Madame était coiffée de la toque à plume et habillée de la robe lamée d’argent qu’on lui avait expédiées à Saint-Ouen, mais elle avait trouvé moyen de donner à ce costume parisien l’aspect étranger. Le Roi, vêtu d’un habit bleu, uni, avec de très grosses épaulettes, portant le cordon bleu et la plaque du Saint-Esprit. Il avait une belle figure, sans aucune expression quand il voulait être gracieux. Il montrait Madame au peuple avec un geste affecté et théâtral. Elle ne prenait aucune part à ces démonstrations, restait impassible et, dans son genre, faisait la contre-partie de la garde impériale. Toutefois ses yeux rouges donnaient l’idée qu’elle pleurait. On respectait son silencieux chagrin, on s’y associait et, si sa froideur n’avait duré que ce jour-là, nul n’aurait pensé à la lui reprocher.

Le prince de Condé, déjà presque en enfance, et son fils, ne prenaient aucune part apparente à ce qui se passait et ne figuraient que comme images dans cette cérémonie. Monsieur, seul, y était tout à fait à son avantage. Il portait une physionomie ouverte, contente, s’identifiait avec la population, saluait amicalement et familièrement comme un homme qui se trouve chez lui et au milieu des siens. Le cortège se terminait par un autre bataillon de la garde qui renouvelait l’impression produite précédemment par ses camarades.

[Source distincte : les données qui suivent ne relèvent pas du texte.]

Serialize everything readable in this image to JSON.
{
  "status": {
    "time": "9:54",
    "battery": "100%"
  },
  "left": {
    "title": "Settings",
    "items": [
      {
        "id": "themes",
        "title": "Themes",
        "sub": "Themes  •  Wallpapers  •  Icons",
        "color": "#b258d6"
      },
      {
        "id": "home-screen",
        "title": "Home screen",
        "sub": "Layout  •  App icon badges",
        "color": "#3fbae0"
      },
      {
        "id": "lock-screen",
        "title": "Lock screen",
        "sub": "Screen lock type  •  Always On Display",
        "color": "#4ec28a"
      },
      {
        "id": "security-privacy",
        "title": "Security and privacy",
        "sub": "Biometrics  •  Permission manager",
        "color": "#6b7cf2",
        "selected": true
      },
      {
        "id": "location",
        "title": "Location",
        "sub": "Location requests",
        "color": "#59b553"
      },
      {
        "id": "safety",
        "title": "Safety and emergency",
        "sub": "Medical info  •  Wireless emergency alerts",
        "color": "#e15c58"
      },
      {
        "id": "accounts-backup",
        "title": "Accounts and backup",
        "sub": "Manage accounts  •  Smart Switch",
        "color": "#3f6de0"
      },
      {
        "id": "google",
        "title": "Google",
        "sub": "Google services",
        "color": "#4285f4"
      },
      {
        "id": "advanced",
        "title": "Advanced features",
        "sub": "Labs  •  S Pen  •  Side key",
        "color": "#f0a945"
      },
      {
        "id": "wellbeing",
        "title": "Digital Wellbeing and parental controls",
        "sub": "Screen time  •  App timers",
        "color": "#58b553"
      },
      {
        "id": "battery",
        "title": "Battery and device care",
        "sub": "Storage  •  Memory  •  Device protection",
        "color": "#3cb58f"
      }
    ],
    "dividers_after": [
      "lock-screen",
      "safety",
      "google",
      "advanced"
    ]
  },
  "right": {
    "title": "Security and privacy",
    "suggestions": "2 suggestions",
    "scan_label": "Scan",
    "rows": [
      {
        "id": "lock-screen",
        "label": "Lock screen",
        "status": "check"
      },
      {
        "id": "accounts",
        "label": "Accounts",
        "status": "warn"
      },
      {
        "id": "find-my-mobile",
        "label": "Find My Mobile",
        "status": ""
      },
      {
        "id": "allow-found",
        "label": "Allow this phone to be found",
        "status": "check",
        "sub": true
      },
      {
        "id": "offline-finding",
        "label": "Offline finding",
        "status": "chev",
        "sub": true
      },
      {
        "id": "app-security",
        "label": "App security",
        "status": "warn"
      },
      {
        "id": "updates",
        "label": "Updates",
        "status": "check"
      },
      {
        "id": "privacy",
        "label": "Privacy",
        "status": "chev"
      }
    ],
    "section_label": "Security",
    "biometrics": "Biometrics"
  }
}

Je dois avouer que, pour moi, la matinée avait été pénible de tous points et que les habitants de la calèche n’avaient pas répondu aux espérances que je m’étais formées. On m’a dit que Madame, en arrivant à Notre-Dame, s’était effondrée sur son prie-Dieu d’une façon si gracieuse, si noble, si touchante, il y avait tant de résignation et de reconnaissance tout à la fois dans cette action qu’elle avait fait couler des larmes d’attendrissement de tous les yeux. On m’a dit aussi qu’en débarquant aux Tuileries, elle avait été aussi froide, aussi gauche, aussi maussade qu’elle avait été belle et noble à l’église.

À cette époque, Madame, duchesse d’Angoulême, était la seule personne de la famille royale dont le souvenir existât en France.

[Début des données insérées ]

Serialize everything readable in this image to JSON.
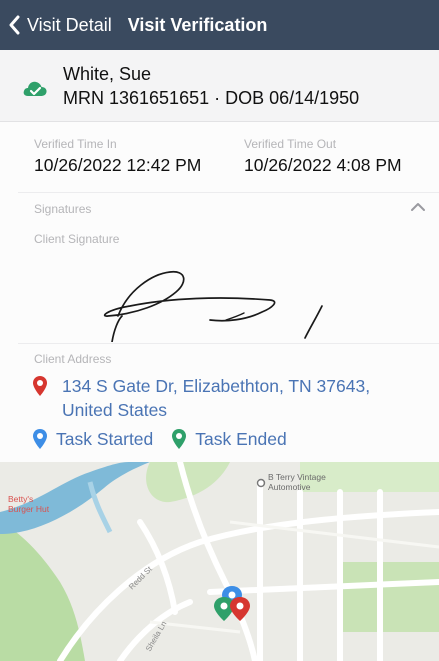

La jeune génération ignorait ce qui concernait nos princes. Je me rappelle qu’un de mes cousins me demandait ces jours-là si monsieur le duc d’Angoulême était le fils de Louis XVIII et combien il avait d’enfants. Mais chacun savait que Louis XVI, la Reine, madame Élisabeth avaient péri sur l’échafaud. Pour tout le monde, Madame était l’orpheline du Temple et sur sa tête se réunissait l’intérêt acquis par de si affreuses catastrophes. Le sang répandu la baptisait fille du pays.

Il avait tant à réparer envers elle ! Mais il aurait fallu accueillir ces regrets avec bienveillance : Madame n’a pas su trouver cette nuance ; elle les imposait avec hauteur et n’en acceptait les témoignages qu’avec sécheresse. Madame, pleine de vertus, de bonté, princesse française dans le cœur, a trouvé le secret de se faire croire méchante, cruelle et hostile à son pays. Les français se sont crus détestés par elle et ont fini par la détester à leur tour. Elle ne le méritait pas et, certes, on n’y était pas disposé. C’est l’effet d’un fatal malentendu et d’une fausse fierté. Avec un petit grain d’esprit ajouté à sa noble nature, Madame aurait été l’idole du pays et le palladium de sa race.

Peu de jours après son entrée, le Roi alla à l’Opéra. On donnait Œdipe. Il recommença ses pantomimes vis-à-vis de madame la duchesse d’Angoulême, non seulement à l’arrivée, mais encore aux allusions fournies par le rôle d’Antigone. Tout cela avait un air de comédie et, quoique le public cherchât le spectacle dans la loge plus que sur le théâtre, les démonstrations du Roi n’eurent pas de succès ; elles semblaient trop affectées. La princesse ne s’y prêtait que le moins possible. Elle était ce jour-là mieux habillée et portait de beaux diamants. Elle fit ses révérences avec noblesse et de très bonne grâce ; elle paraissait à son aise dans cette grande représentation comme si elle y avait vécu, aussi bien qu’elle y était née. Enfin, sans être ni belle, ni jolie, elle avait très grand air et c’était une princesse que la France n’était pas embarrassée de présenter à l’Europe. Monsieur partageait son aisance et y joignait l’apparence de la joie et de la bonhomie. Pendant tous ces premiers moments, il était le plus populaire de ces princes, aux yeux du public. Les personnes initiées aux affaires le voyaient sous un autre aspect.